[LXD] Restrict CPU placement to NUMA nodes

Project LXD
Status Implemented
Release 5.15
Internal ID LX042

Abstract

This feature will introduce a new limits.cpu.nodes config key which takes a range or comma separate list of NUMA nodes.

When set, any dynamic value of limits.cpu will trigger our scheduler to only place the instance CPUs within the configured set of NUMA nodes.

Rationale

Memory access is always the fastest, when the CPU can access its local memory. NUMA Nodes are CPU/Memory couples. Typically, the CPU socket and the closest memory banks build a NUMA Node. Whenever a CPU needs to access the memory of another NUMA node, it cannot access it directly but is required to access it through the CPU owning the memory. The performance degradation in a case where the CPU is not being able to access the memory through the local NUMA node can be massive and slow down the application a lot.

In order to avoid such cases, we would like to give the user the option to restrict instance CPUs to a set of specified NUMA nodes.
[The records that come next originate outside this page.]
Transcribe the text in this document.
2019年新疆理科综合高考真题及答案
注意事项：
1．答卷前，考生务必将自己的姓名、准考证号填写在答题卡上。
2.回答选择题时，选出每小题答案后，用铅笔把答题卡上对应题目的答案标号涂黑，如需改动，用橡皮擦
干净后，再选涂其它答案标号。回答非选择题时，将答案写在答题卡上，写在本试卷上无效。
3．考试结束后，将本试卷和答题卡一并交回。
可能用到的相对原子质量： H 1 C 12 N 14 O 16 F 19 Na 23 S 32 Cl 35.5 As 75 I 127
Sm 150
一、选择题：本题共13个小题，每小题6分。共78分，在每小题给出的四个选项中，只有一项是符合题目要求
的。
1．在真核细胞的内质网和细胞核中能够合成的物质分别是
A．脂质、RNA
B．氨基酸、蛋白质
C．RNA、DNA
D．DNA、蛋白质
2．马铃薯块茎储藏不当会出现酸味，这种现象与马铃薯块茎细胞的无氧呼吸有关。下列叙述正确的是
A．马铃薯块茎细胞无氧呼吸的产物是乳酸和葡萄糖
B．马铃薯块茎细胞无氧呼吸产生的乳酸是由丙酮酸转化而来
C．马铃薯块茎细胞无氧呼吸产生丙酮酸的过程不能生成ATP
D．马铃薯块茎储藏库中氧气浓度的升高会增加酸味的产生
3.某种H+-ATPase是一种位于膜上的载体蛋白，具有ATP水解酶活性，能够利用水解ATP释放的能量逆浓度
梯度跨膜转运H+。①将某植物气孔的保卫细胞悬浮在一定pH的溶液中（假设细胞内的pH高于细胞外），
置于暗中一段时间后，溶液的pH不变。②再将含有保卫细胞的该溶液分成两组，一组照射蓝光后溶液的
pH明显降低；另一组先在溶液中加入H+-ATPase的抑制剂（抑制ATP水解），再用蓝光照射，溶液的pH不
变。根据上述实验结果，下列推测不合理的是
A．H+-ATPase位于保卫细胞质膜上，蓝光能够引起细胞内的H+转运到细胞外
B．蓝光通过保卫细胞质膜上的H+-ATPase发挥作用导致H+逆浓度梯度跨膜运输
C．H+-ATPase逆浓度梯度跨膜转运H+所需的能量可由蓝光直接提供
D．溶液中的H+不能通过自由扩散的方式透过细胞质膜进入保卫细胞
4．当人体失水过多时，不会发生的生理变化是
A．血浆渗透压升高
As such, we could have an instance that has an optimized memory locality, or processor load, specifying a set of NUMA nodes that are close to each other.

Specification

Design

In a case where the specified limits.cpu is dynamic (i.e, a given number of CPUs to use) and not pinned (i.e, a given list of CPU thread IDs or range of CPU thread IDs), we will consider reading the value of limits.cpu.nodes which is either a list of NUMA node IDs or a range of NUMA node IDs.
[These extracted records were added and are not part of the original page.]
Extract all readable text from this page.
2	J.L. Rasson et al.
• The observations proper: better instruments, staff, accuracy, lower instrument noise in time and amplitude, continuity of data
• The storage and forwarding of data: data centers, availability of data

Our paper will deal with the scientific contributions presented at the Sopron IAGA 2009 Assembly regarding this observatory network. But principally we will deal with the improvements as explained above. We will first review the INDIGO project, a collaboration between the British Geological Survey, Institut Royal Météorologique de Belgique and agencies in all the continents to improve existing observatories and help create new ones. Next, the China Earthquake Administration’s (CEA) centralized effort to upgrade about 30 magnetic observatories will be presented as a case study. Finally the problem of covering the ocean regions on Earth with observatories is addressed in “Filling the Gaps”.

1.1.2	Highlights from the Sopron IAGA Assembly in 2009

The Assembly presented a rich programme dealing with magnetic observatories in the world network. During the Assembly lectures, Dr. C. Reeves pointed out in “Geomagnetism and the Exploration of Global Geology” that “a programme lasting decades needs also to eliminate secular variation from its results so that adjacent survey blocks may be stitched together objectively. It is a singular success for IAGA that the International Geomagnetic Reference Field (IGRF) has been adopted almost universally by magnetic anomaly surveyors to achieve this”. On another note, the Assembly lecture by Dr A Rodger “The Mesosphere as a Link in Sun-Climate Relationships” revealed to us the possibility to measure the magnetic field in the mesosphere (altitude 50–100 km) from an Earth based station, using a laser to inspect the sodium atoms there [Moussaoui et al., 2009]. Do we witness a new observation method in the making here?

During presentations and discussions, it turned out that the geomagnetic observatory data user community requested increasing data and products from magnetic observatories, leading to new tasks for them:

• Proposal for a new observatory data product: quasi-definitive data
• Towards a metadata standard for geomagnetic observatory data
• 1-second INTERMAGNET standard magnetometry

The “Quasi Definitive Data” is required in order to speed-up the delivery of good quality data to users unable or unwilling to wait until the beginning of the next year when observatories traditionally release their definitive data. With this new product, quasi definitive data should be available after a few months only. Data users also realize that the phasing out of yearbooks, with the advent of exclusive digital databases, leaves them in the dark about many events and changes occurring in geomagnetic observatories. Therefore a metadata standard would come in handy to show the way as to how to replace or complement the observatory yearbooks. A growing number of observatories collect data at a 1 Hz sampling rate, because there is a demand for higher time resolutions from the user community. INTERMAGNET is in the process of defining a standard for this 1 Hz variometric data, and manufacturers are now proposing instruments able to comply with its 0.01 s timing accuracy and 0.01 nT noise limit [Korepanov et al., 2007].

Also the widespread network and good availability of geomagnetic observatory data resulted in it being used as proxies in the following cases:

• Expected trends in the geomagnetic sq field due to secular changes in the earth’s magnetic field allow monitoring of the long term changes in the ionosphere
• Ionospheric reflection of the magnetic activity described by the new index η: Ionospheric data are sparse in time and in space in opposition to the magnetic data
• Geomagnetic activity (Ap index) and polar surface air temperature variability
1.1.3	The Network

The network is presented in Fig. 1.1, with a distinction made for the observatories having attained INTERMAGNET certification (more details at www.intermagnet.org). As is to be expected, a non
For example, here is a NUMA configuration:

$ lscpu | grep -i numa

NUMA node(s):                    2
NUMA node0 CPU(s):               0-5,12-17
NUMA node1 CPU(s):               6-11,18-23

Here is an associated simplified image of the CPU topology:

Then, with my example in mind, if I choose limits.cpu.nodes=0, I will consider load-balancing on CPUs 0-5 and 12-17. If I choose limits.cpu.nodes=0,1 or limits.cpu.nodes=0-1 (it could be limits.cpu.nodes=0-x, x being an integer representing the upper NUMA node ID), in my example, I will consider load-balancing on all my CPUs.

  • What happens if limits.cpu is a number (let’s call it n) greater than the number of elements in the set of NUMA node ID ? We just chose to pin all the CPUs contained in the NUMA node set and the remainder is load-balanced as usual (not pinned)

  • If n is lesser or equal to the number of elements in the set of NUMA node ID, we pin the NUMA CPUs in ascending order ((NUMA_Node_0.NUMA_CPU_0 -> ... -> NUMA_Node_0.NUMA_CPU_K ) -> ... -> (NUMA_Node_L.NUMA_CPU_0 -> ... -> NUMA_Node_L.NUMA_CPU_M ) )

API changes

  • New limits.cpu.nodes config key which is a range or comma separate integers (each integer being a NUMA node identifier)

CLI changes

No CLI changes.

Database changes

No database changes.

2 Likes

I think in that scenario we should still limit to CPUs in the NUMA set.
So basically resulting in an instance with less CPUs than requested.
It’s the same behavior you get if you request more CPUs than you physically have without the NUMA set in play.

1 Like

Thanks for this spec @gabrielmougard I appreciated the clear description of the problem space.